El mismo hecho de que ya no exista esa publicación, sino que haya caído cuando llegó el largo tiempo de la transición, debe unirse a la postergación que sufrió el reconocimiento a Cárdenas. Ambas cosas pueden atribuirse al renunciamiento de las nuevas autoridades democráticas al estímulo del pluralismo en el desarrollo de los medios de comunicación. El libre mercado puede ser eficiente, pero no justo, en la asignación de recursos y por eso un poco de Estado y harto de buen gobierno es necesario para ayudar a los sectores más débiles de la sociedad. Entre ellos está el periodismo que orilla los grandes centros de la propiedad medial.
Y no es casual que esta desaprensión por el pluralismo en la oferta informativa, de interpretación y opinión haya corrido a parejas con la ingratitud de los demócratas con quien diera la lucha por la democracia al frente del equipo, que con el precio de su libertad, integridad física y de sus bienes e incluso la vida, llevó adelante el proyecto de revista “Análisis”.
Pero hay algo intrínseco en esta doble situación, no atribuible a las limitaciones y veleidades de la transición, sino a la esencia misma del periodismo: su incapacidad, cuando éste es consecuente consigo mismo, a adaptarse a las necesidades del poder. Un periodista de verdad no puede sino ser crítico frente a las autoridades e independiente de ellas para informar de lo que hace, para interpretar su desenvolvimiento y, finalmente, para emitir juicios, serenamente laudatorios o discrepantes. Una serenidad que puede terminar cuando se producen arbitrariedades, razón de ser de las dictaduras, pero también recurrente tentación en democracia.

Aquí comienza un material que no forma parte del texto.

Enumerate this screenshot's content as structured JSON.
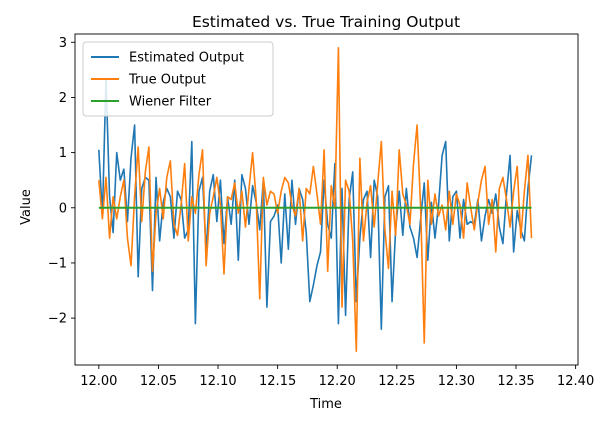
{
  "chart_data": {
    "type": "line",
    "title": "Estimated vs. True Training Output",
    "xlabel": "Time",
    "ylabel": "Value",
    "xlim": [
      11.98,
      12.402
    ],
    "ylim": [
      -2.85,
      3.15
    ],
    "xticks": [
      12.0,
      12.05,
      12.1,
      12.15,
      12.2,
      12.25,
      12.3,
      12.35,
      12.4
    ],
    "xtick_labels": [
      "12.00",
      "12.05",
      "12.10",
      "12.15",
      "12.20",
      "12.25",
      "12.30",
      "12.35",
      "12.40"
    ],
    "yticks": [
      -2,
      -1,
      0,
      1,
      2,
      3
    ],
    "ytick_labels": [
      "−2",
      "−1",
      "0",
      "1",
      "2",
      "3"
    ],
    "grid": false,
    "legend_position": "top-left",
    "x_start": 12.0,
    "x_step": 0.003,
    "series": [
      {
        "name": "Estimated Output",
        "color": "#1f77b4",
        "values": [
          1.05,
          -0.15,
          2.35,
          0.2,
          -0.45,
          1.0,
          0.5,
          0.7,
          -0.25,
          0.9,
          1.5,
          -1.25,
          0.35,
          0.55,
          0.5,
          -1.5,
          0.55,
          -0.6,
          0.1,
          0.35,
          0.2,
          -0.55,
          0.3,
          0.15,
          -0.55,
          -0.4,
          1.2,
          -2.1,
          0.3,
          0.55,
          -0.8,
          0.3,
          0.6,
          -0.25,
          0.5,
          -0.65,
          0.2,
          -0.3,
          0.5,
          -0.95,
          0.6,
          0.35,
          -0.3,
          0.4,
          0.1,
          -0.4,
          0.5,
          -1.8,
          -0.25,
          -0.15,
          0.05,
          -1.0,
          0.25,
          -0.75,
          0.5,
          -0.3,
          0.35,
          0.15,
          -0.45,
          -1.7,
          -1.4,
          -1.05,
          -0.8,
          0.5,
          -0.3,
          -0.55,
          0.8,
          -2.1,
          0.35,
          -1.95,
          0.15,
          0.65,
          -1.7,
          -0.55,
          0.15,
          0.3,
          -0.9,
          0.5,
          0.2,
          -2.2,
          0.2,
          0.4,
          -1.7,
          -0.4,
          0.3,
          -0.5,
          0.35,
          -0.35,
          -0.55,
          -0.9,
          -0.2,
          0.45,
          -0.95,
          0.1,
          -0.55,
          0.05,
          0.95,
          1.2,
          -0.6,
          0.2,
          0.3,
          -0.55,
          0.15,
          -0.3,
          -0.25,
          -0.3,
          0.15,
          -0.6,
          -0.15,
          0.15,
          -0.1,
          0.25,
          -0.35,
          -0.65,
          0.25,
          0.95,
          -0.8,
          -0.05,
          -0.4,
          -0.6,
          0.35,
          0.95
        ]
      },
      {
        "name": "True Output",
        "color": "#ff7f0e",
        "values": [
          0.5,
          -0.2,
          0.55,
          -0.55,
          0.2,
          -0.2,
          0.2,
          0.5,
          -0.55,
          -1.05,
          0.2,
          1.1,
          -0.25,
          0.65,
          1.1,
          -1.15,
          -0.1,
          0.35,
          -0.2,
          0.55,
          0.85,
          -0.3,
          -0.5,
          0.05,
          0.8,
          -0.6,
          0.2,
          -0.1,
          0.6,
          1.05,
          -1.05,
          -0.1,
          0.2,
          0.55,
          0.05,
          -1.2,
          0.2,
          0.15,
          0.45,
          -0.1,
          0.3,
          -0.35,
          0.35,
          1.0,
          0.15,
          -1.65,
          0.55,
          0.05,
          0.3,
          0.25,
          -0.1,
          0.3,
          0.55,
          0.45,
          0.05,
          -0.15,
          0.35,
          -0.6,
          0.35,
          0.25,
          0.75,
          0.25,
          -0.3,
          1.05,
          -1.15,
          0.4,
          0.0,
          2.9,
          -1.8,
          0.5,
          0.3,
          -0.6,
          -2.6,
          0.9,
          -0.6,
          0.1,
          0.4,
          -0.35,
          0.45,
          1.2,
          -0.4,
          -1.1,
          0.3,
          -0.5,
          1.05,
          0.25,
          0.05,
          -0.3,
          0.8,
          1.5,
          0.0,
          -2.45,
          0.5,
          -0.3,
          0.25,
          -0.15,
          0.05,
          -0.4,
          0.3,
          -0.3,
          0.25,
          0.05,
          -0.55,
          0.45,
          0.0,
          -0.4,
          0.1,
          0.5,
          0.75,
          -0.3,
          0.15,
          -0.8,
          0.35,
          0.55,
          0.15,
          -0.35,
          0.3,
          0.75,
          -0.55,
          0.3,
          0.95,
          -0.55
        ]
      },
      {
        "name": "Wiener Filter",
        "color": "#2ca02c",
        "values": [
          0.0,
          0.0
        ]
      }
    ]
  }
}
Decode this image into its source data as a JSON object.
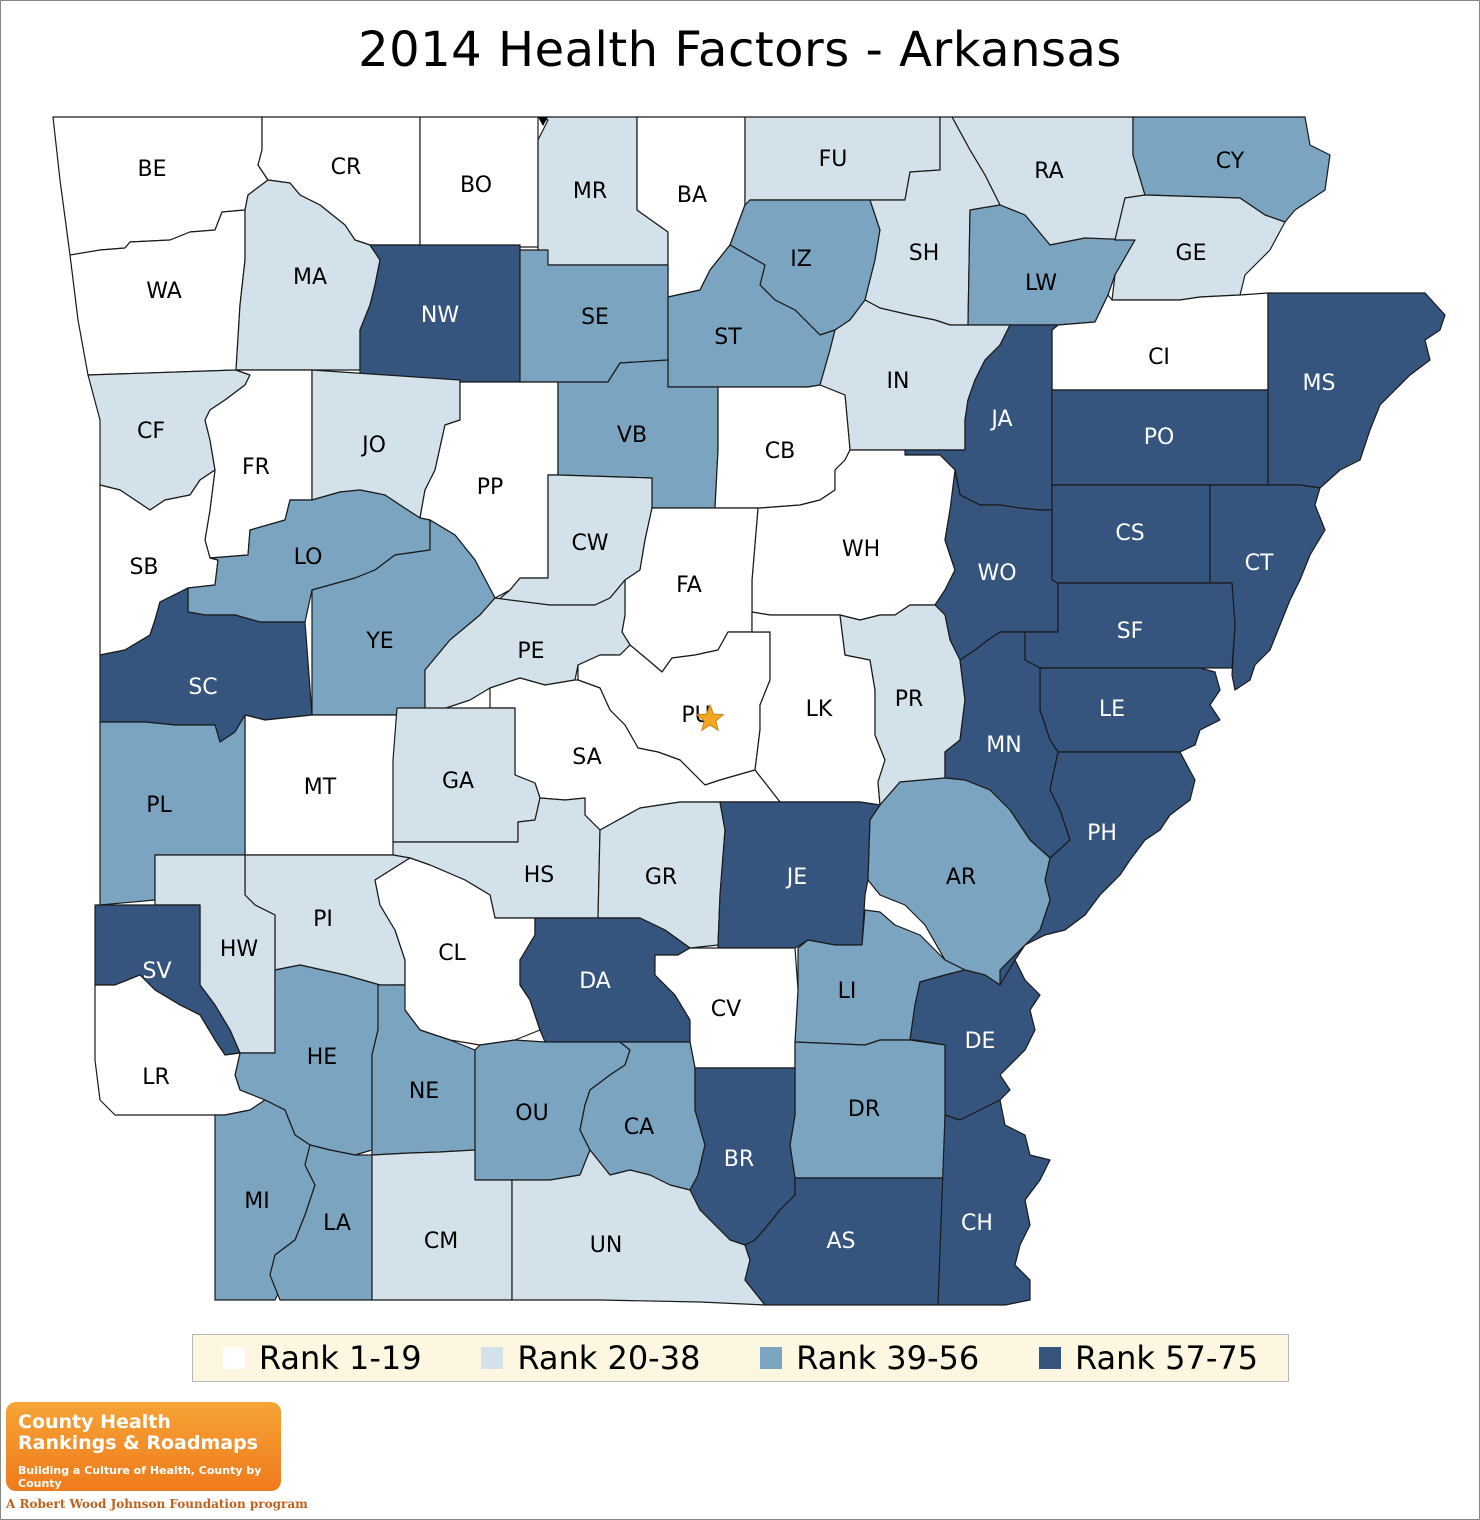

Y de todo esto ha dado testimonio Juan Pablo Cárdenas. Quienes profesamos los mismos valores, con todas las diferencias de estilo y temperamento que legítimamente tiene que haber, nos sentimos galardonados como él, aunque sea por el solo hecho de trabajar a su lado en esta coyuntura y gozar de los atributos libertarios y de tolerancia que él proyecta en los equipos que ha dirigido a lo largo de su carrera.